Ich sah ihn an von oben bis unten – er wollle mir Vorschriften machen!

Er ward um einen Schein fahler. „Im übrigen fürchten Sie nicht,“ sprach er weiter, „daß ich jemals wieder versuchen werde, Ihnen eine sorgenfreie Zukunft zu verschaffen. Sie können, wenn Sie mündig sind, mit Ihrer Hand und Ihrem Herzen beglücken, wen Sie wollen, falls Sie es nicht vorziehen, als Erzieherin Ihr Brot zu verdienen – in Armut und Edelsinn. So lange ich aber noch Pflichten gegen Sie habe, bitte ich mir Gehorsam aus. Doch darum keine Ungemütlichkeit! ’s ist immer gut, wenn man weiß, woran man ist!“ Er lachte wie früher auch nach solchen Phrasen, aber es klang anders als sonst. „Damit Sie indes sehen, daß es keineswegs eine so grausame harte Zukunft ist, der Sie einstweilen entgegengehen, teile ich Ihnen und der Base mit, daß wir das Pfingstfest auf der Mühle verleben werden – ich sage immer noch ,auf der Mühle‘ – im Schlößchen natürlich.

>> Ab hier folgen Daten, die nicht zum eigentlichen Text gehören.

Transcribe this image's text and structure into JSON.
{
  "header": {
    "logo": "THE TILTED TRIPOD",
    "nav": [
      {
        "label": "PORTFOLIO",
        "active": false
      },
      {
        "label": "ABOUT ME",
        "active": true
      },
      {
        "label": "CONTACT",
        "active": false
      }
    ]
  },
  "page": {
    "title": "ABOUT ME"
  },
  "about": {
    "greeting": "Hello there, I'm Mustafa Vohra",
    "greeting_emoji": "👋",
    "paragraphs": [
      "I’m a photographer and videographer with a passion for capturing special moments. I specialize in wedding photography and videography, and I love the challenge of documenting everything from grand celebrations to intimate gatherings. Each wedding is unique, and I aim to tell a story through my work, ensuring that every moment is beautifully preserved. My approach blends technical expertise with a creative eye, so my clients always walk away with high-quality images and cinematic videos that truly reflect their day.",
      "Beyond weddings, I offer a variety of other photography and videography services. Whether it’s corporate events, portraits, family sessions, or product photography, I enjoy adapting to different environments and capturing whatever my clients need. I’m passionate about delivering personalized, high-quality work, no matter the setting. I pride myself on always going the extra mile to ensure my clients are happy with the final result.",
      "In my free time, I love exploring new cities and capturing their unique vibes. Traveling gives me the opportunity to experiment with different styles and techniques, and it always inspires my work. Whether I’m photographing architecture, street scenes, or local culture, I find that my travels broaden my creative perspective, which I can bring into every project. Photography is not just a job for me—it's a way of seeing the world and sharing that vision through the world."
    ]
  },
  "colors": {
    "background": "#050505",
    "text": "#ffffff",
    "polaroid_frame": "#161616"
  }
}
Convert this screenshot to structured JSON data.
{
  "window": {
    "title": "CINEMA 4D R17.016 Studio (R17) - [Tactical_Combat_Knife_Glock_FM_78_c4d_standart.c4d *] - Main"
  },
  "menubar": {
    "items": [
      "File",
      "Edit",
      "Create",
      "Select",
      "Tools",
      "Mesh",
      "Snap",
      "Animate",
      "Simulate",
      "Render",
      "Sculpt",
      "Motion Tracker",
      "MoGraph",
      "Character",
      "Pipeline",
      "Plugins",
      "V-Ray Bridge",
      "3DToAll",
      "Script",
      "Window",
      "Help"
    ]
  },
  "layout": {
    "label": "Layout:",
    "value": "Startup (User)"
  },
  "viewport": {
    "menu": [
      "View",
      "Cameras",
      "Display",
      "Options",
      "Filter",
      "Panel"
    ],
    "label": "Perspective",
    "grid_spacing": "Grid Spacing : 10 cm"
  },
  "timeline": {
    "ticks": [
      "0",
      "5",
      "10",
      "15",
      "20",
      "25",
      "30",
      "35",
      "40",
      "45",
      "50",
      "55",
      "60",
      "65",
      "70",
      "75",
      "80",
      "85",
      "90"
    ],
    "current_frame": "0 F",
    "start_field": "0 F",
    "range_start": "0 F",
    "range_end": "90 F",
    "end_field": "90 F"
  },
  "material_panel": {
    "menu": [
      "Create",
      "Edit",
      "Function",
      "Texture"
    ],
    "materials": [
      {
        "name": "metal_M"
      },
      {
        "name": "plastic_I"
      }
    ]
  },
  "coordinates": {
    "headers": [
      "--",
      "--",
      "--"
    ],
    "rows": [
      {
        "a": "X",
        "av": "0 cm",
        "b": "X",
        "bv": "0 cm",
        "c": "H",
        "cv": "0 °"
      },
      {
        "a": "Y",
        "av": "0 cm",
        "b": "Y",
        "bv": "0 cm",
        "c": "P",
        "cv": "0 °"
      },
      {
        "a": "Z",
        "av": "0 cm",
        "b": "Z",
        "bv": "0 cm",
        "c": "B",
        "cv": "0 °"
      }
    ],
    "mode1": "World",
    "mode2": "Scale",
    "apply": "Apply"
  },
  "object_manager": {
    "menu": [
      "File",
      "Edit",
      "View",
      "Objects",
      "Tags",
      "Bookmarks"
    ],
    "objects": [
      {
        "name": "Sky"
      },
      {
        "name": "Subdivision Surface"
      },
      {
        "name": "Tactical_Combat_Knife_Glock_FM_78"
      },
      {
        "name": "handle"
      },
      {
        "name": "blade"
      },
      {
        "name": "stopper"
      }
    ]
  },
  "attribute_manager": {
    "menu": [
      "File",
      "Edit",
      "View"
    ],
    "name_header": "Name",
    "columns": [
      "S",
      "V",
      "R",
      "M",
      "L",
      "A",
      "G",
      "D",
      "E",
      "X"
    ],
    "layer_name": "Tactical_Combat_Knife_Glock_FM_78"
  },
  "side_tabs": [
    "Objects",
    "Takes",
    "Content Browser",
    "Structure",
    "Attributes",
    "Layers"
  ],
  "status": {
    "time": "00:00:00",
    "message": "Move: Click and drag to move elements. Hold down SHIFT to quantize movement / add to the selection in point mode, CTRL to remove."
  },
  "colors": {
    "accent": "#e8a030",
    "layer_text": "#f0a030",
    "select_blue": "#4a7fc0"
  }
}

Die Base mag sich hinsetzen und dazu in meinem Namen den Herrn Nordmann einladen. ’s ist lächerlich, daß das Gezank ewig dauern soll – es war eben ein Dummerjungenstreich, daß er davonlief. Was sagten Sie, Anneliese?“ unterbrach er sich.

Ich hatte nichts gesagt, hatte nur nervös gelacht über diese ungeheure verzweifelte Frechheit meines Stiefvaters. Die Base stand an dem Tische mit gesenktem Kopf und schwieg.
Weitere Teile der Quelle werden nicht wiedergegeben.